Presentations at recent American Academy of Dermatology Virtual Meeting Experience have highlighted the newest and promising therapeutics—some of which are on the cusp of breaking new ground. One of these therapies is the Janise Kinase (JAK) inhibitor class. JAK inhibitors are anti-inflammatory therapies that combat diseases at the immune system level. They target the JAK-STAT pathway, a signal mediator for cytokines associated with several skin diseases, like psoriasis, itch, atopic dermatitis, alopecia areata and vitiligo. JAKs work incredibly quickly—on the order of hours to a few days.
A pair of new study results indicate that an experimental JAK inhibitor ruxolitinib cream is associated with significant and maintained repigmentation in patients with vitiligo. The first assessment showed the twice-daily cream therapy provided significant facial and total body repigmentation when administered as a 1.5% dose over 104 weeks. The second assessment showed repigmentation may be maintained by patients with vitiligo after discontinuing ruxolitinib at 104 weeks.
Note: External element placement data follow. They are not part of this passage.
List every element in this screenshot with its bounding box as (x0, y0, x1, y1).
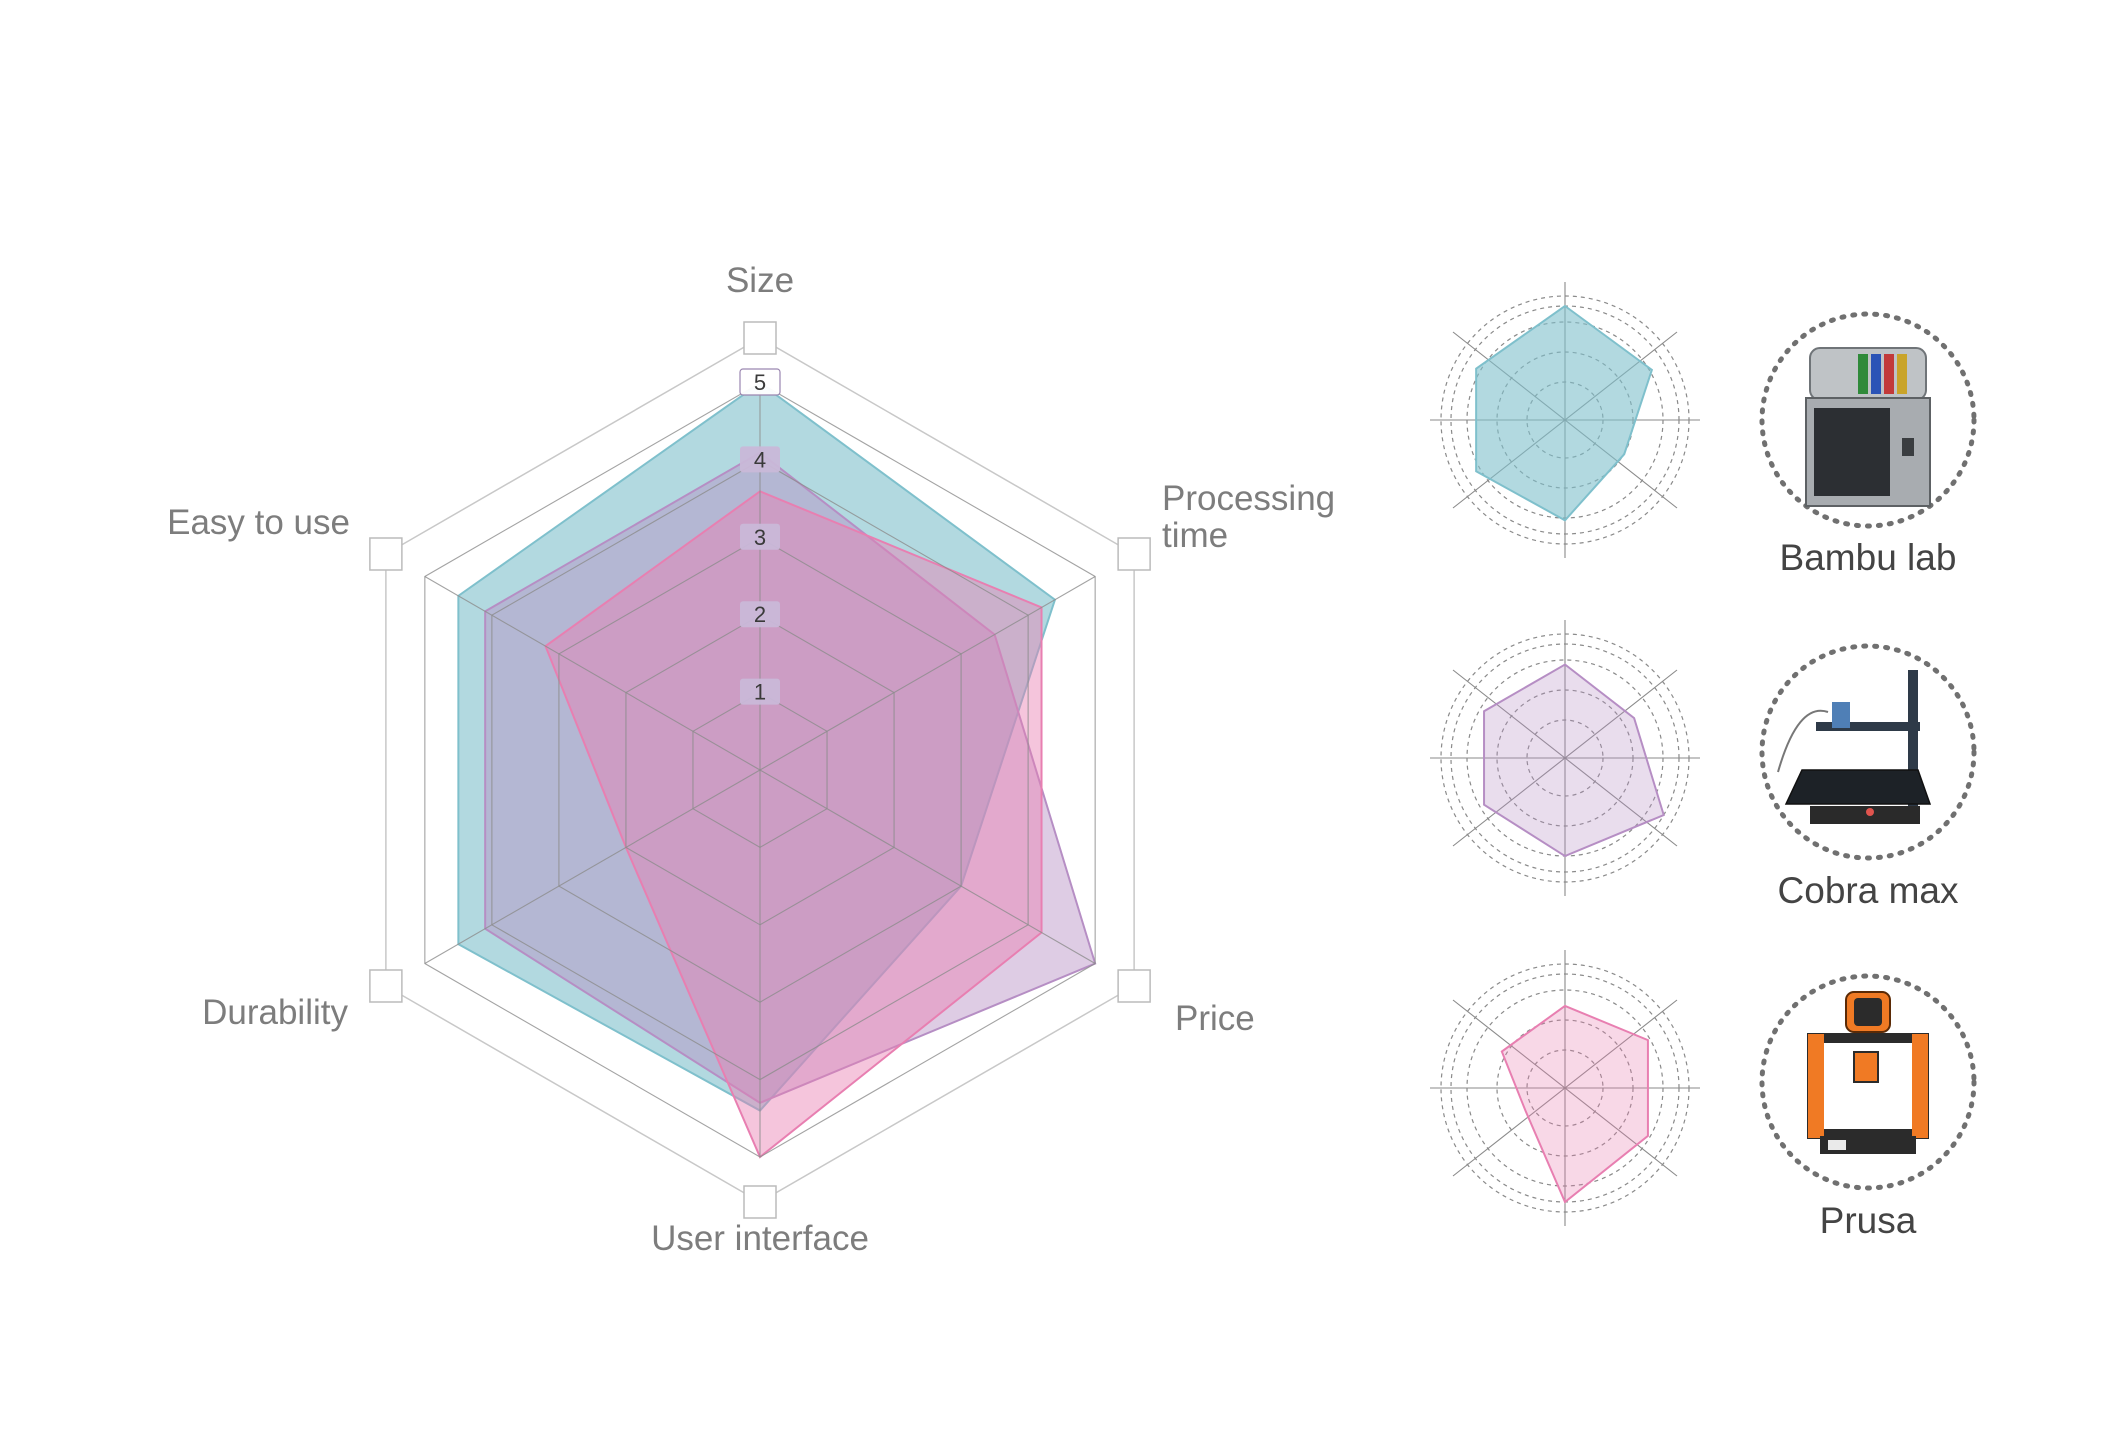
photo-dotted-frame (1759, 643, 1977, 861)
axis-label-price: Price (1175, 999, 1255, 1038)
mini-series-area-cobra-max (1483, 663, 1665, 858)
axis-spoke (759, 769, 1096, 964)
printer-photos: Bambu lab Cobra max Prusa (1759, 311, 1977, 1241)
tick-badge (740, 678, 780, 705)
tick-badge (740, 523, 780, 550)
axis-vertex-marker (743, 1185, 777, 1219)
axis-vertex-marker (1117, 537, 1151, 571)
mini-axis-line (1452, 669, 1678, 847)
tick-badge (739, 368, 781, 396)
axis-spoke (759, 576, 1096, 771)
cobra-max-printer-icon (1759, 643, 1977, 861)
mini-series-area-prusa (1500, 1004, 1649, 1204)
mini-radar-prusa (1430, 950, 1700, 1226)
prusa-printer-icon (1759, 973, 1977, 1191)
legend-label-cobra-max: Cobra max (1778, 870, 1959, 911)
axis-vertex-marker (743, 321, 777, 355)
axis-spoke (424, 769, 761, 964)
tick-badge (740, 601, 780, 628)
axis-label-processing-time: Processing time (1162, 479, 1335, 555)
axis-vertex-marker (1117, 969, 1151, 1003)
tick-label-1: 1 (754, 680, 766, 705)
tick-label-5: 5 (754, 370, 766, 395)
mini-series-area-bambu-lab (1475, 304, 1654, 522)
axis-spoke (424, 576, 761, 771)
mini-radar-bambu-lab (1430, 282, 1700, 558)
tick-label-3: 3 (754, 525, 766, 550)
legend-label-bambu-lab: Bambu lab (1780, 537, 1957, 578)
tick-label-4: 4 (754, 447, 766, 472)
axis-label-easy-to-use: Easy to use (167, 503, 350, 542)
bambu-lab-printer-icon (1759, 311, 1977, 529)
axis-label-size: Size (726, 261, 794, 300)
tick-badge (740, 446, 780, 473)
axis-label-durability: Durability (202, 993, 348, 1032)
axis-vertex-marker (369, 537, 403, 571)
mini-axis-line (1452, 999, 1678, 1177)
mini-radar-cobra-max (1430, 620, 1700, 896)
tick-label-2: 2 (754, 602, 766, 627)
mini-radar-charts (1430, 282, 1700, 1226)
axis-vertex-marker (369, 969, 403, 1003)
legend-label-prusa: Prusa (1820, 1200, 1917, 1241)
axis-label-user-interface: User interface (651, 1219, 869, 1258)
main-radar-chart: 1 2 3 4 5 Size Processing time Price User interfa… (167, 261, 1335, 1258)
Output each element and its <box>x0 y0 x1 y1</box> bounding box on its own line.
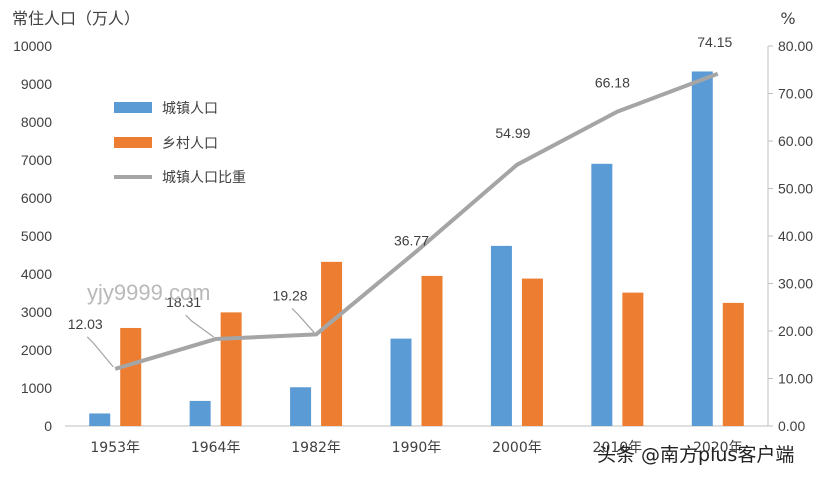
y2-tick-label: 50.00 <box>778 181 813 197</box>
y2-tick-label: 10.00 <box>778 371 813 387</box>
watermark-site: yjy9999.com <box>87 280 211 305</box>
data-label: 18.31 <box>166 294 201 310</box>
ratio-line-path <box>114 71 719 371</box>
bar-rural <box>421 275 443 426</box>
y-tick-label: 10000 <box>13 38 52 54</box>
y2-axis-ticks: 0.00 10.00 20.00 30.00 40.00 50.00 60.00 70.00 8… <box>768 38 813 434</box>
bar-rural <box>220 312 242 426</box>
data-label: 36.77 <box>394 232 429 248</box>
data-label: 54.99 <box>495 125 530 141</box>
y-tick-label: 3000 <box>21 304 52 320</box>
x-tick-label: 2020年 <box>693 440 743 456</box>
y-axis-title: 常住人口（万人） <box>12 9 140 28</box>
legend: 城镇人口 乡村人口 城镇人口比重 <box>114 101 246 186</box>
bar-urban <box>89 413 111 426</box>
x-tick-label: 1964年 <box>191 440 241 456</box>
x-tick-label: 1990年 <box>392 440 442 456</box>
data-label-leader <box>86 336 114 368</box>
legend-label-rural: 乡村人口 <box>162 136 218 152</box>
legend-swatch-urban <box>114 102 152 113</box>
watermark-source: 头条 @南方plus客户端 <box>597 444 794 466</box>
data-label: 66.18 <box>595 75 630 91</box>
bar-urban <box>290 387 312 426</box>
y2-tick-label: 80.00 <box>778 38 813 54</box>
bar-rural <box>622 292 644 426</box>
y2-tick-label: 0.00 <box>778 418 805 434</box>
y-tick-label: 8000 <box>21 114 52 130</box>
bar-urban <box>490 245 512 426</box>
data-labels: 12.03 18.31 19.28 36.77 54.99 66.18 74.15 <box>68 34 733 368</box>
data-label: 12.03 <box>68 316 103 332</box>
y2-tick-label: 20.00 <box>778 323 813 339</box>
legend-swatch-rural <box>114 137 152 148</box>
y2-tick-label: 40.00 <box>778 228 813 244</box>
data-label: 19.28 <box>273 287 308 303</box>
y-tick-label: 7000 <box>21 152 52 168</box>
bar-urban <box>691 71 713 427</box>
x-tick-label: 2000年 <box>492 440 542 456</box>
legend-label-urban: 城镇人口 <box>162 101 218 117</box>
y-tick-label: 2000 <box>21 342 52 358</box>
y2-tick-label: 60.00 <box>778 133 813 149</box>
x-tick-label: 2010年 <box>593 440 643 456</box>
y2-tick-label: 70.00 <box>778 86 813 102</box>
bar-urban <box>189 400 211 426</box>
y2-tick-label: 30.00 <box>778 276 813 292</box>
y-tick-label: 1000 <box>21 380 52 396</box>
bar-rural <box>521 278 543 426</box>
legend-label-ratio: 城镇人口比重 <box>162 170 246 186</box>
y-axis-ticks: 0 1000 2000 3000 4000 5000 6000 7000 8000 9000 100… <box>13 38 52 434</box>
data-label: 74.15 <box>697 34 732 50</box>
x-tick-label: 1982年 <box>291 440 341 456</box>
y-tick-label: 9000 <box>21 76 52 92</box>
y-tick-label: 0 <box>44 418 52 434</box>
bar-urban <box>591 163 613 427</box>
bar-rural <box>120 327 142 426</box>
y2-axis-title: % <box>780 9 795 28</box>
bars <box>89 71 744 427</box>
y-tick-label: 5000 <box>21 228 52 244</box>
y-tick-label: 4000 <box>21 266 52 282</box>
data-label-leader <box>185 314 214 338</box>
bar-rural <box>722 302 744 426</box>
ratio-line <box>114 71 719 371</box>
data-label-leader <box>291 307 315 333</box>
x-tick-label: 1953年 <box>90 440 140 456</box>
bar-urban <box>390 338 412 426</box>
y-tick-label: 6000 <box>21 190 52 206</box>
bar-rural <box>321 261 343 426</box>
x-axis-labels: 1953年 1964年 1982年 1990年 2000年 2010年 2020年 <box>90 440 742 456</box>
“There’s a lot of promise to using our first topical JAK inhibitor in dermatology,” says David Rosmarin, MD, vice chair of Research and Education in the Dermatology Department at Tufts Medical Center. “It’s been most studied in atopic dermatitis, but there are other uses of the medicine, such as vitiligo.”
However, JAK inhibitors are certainly not the panacea, especially for those conditions that have long been untreatable, — like vitiligo. What the topical JAK inhibitor may mean for real-world patients is an opportunity for more reasoanable disease management, but the parameters of the novel therapy’s use will have to be first refined by clinicians.
The average cost for ruxolitinib oral tablet 5 mg is around $14,390 for a supply of 60 tablets, depending on the U.S. pharmacy you visit. Price is for cash paying customers only, insurance coverage may differ. While 99% of insurance plans cover the common version of Jakafi at a co-pay of $50.00-$77.50, some of them may have restrictions. Incyte also offers IncyteCARES Patient Assistance Program for those without prescription coverage and gross family household income at or less than $125,000.
And while safety and efficacy continue to be explored for the JAK inhibitors by Incyte, many biotech companies continue their work on other novel vitiligo treatments.